The first freaky item was sent to me by the ever alert to odd religious stuff, Kathleen.
You can turn Jesus on and off all day long. Just remember though, if Jesus has a painful erection lasting more than 4 hours, be sure and call a doctor. And why the hell is Jesus pushing the kids towards the light switch? Stay away from the light, kids. STAY AWAY FROM THE LIGHT!
Since the Jesus light switch is so awesome, I thought a Virgin Mary light switch was in order.
The next display of pure freakishness is a book cover I found over at Sammy Gipp's site. Sammy is a preacher man who writes books once in awhile, but he spends most of his time doing battle with the forces of evil. He's kinda like Luke Skywalker, but he's probably a much better actor than Mark Hamill. Not that being a better actor than Mark Hamill is any kind of accomplishment.
From saggy to perky with a single flip. You want to touch the virgin boobies, don't you?
So, here's the book cover.
Holy fucking flapjacks!
First, For His Pleasure should never be the title of a book unless it's an instruction manual on the fine art of fellatio.
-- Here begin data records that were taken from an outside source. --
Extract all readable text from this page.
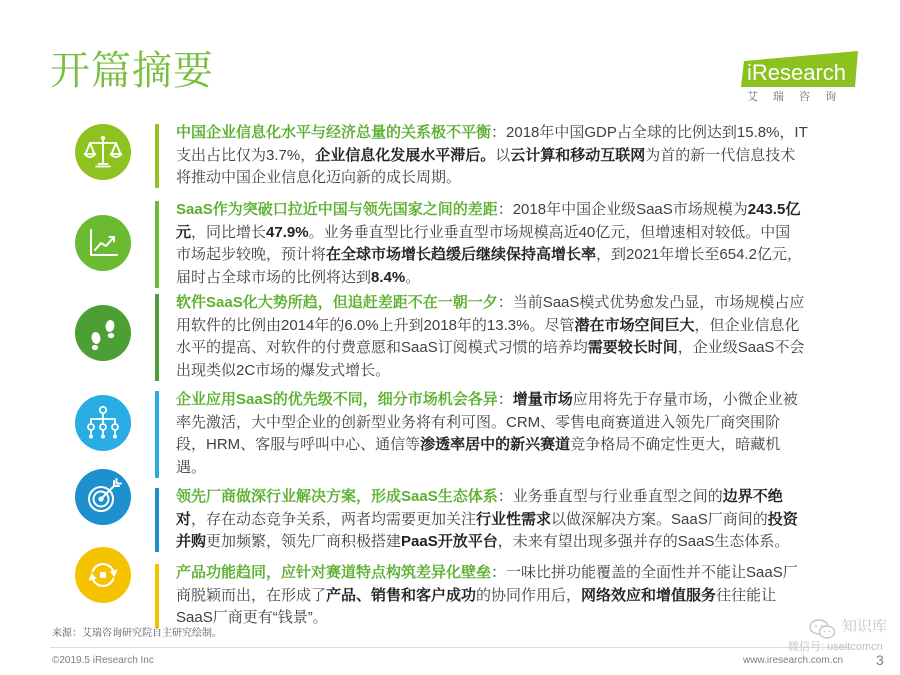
开篇摘要	iResearch
艾 瑞 咨 询
中国企业信息化水平与经济总量的关系极不平衡：2018年中国GDP占全球的比例达到15.8%，IT
支出占比仅为3.7%，企业信息化发展水平滞后。以云计算和移动互联网为首的新一代信息技术
将推动中国企业信息化迈向新的成长周期。
SaaS作为突破口拉近中国与领先国家之间的差距：2018年中国企业级SaaS市场规模为243.5亿
元，同比增长47.9%。业务垂直型比行业垂直型市场规模高近40亿元，但增速相对较低。中国
市场起步较晚，预计将在全球市场增长趋缓后继续保持高增长率，到2021年增长至654.2亿元，
届时占全球市场的比例将达到8.4%。
软件SaaS化大势所趋，但追赶差距不在一朝一夕：当前SaaS模式优势愈发凸显，市场规模占应
用软件的比例由2014年的6.0%上升到2018年的13.3%。尽管潜在市场空间巨大，但企业信息化
水平的提高、对软件的付费意愿和SaaS订阅模式习惯的培养均需要较长时间，企业级SaaS不会
出现类似2C市场的爆发式增长。
企业应用SaaS的优先级不同，细分市场机会各异：增量市场应用将先于存量市场，小微企业被
率先激活，大中型企业的创新型业务将有利可图。CRM、零售电商赛道进入领先厂商突围阶
段，HRM、客服与呼叫中心、通信等渗透率居中的新兴赛道竞争格局不确定性更大，暗藏机
遇。
领先厂商做深行业解决方案，形成SaaS生态体系：业务垂直型与行业垂直型之间的边界不绝
对，存在动态竞争关系，两者均需要更加关注行业性需求以做深解决方案。SaaS厂商间的投资
并购更加频繁，领先厂商积极搭建PaaS开放平台，未来有望出现多强并存的SaaS生态体系。
产品功能趋同，应针对赛道特点构筑差异化壁垒：一味比拼功能覆盖的全面性并不能让SaaS厂
商脱颖而出，在形成了产品、销售和客户成功的协同作用后，网络效应和增值服务往往能让
SaaS厂商更有“钱景”。
来源：艾瑞咨询研究院自主研究绘制。
©2019.5 iResearch Inc	www.iresearch.com.cn 3
知识库
微信号: useitcomcn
The only other time the phrase "for his pleasure" should be used is in a condom advertisement. Thin for his pleasure, motorized for hers.
Second, if you're going to be a complete bag o' douche and title your book For His Pleasure NEVER EVER EVER put a man and a boy on the front cover, you sick, sick fuck.
Third, If you have already strapped on the stupid and ignored the first two rules, I wash my hands of you, and you might as well have the man and boy playing with a goddamn erector set. Who knows? Maybe they're building a tower to god.
Didn't Sammy once stop to think that maybe just maybe this was, I dunno, a tad pervy?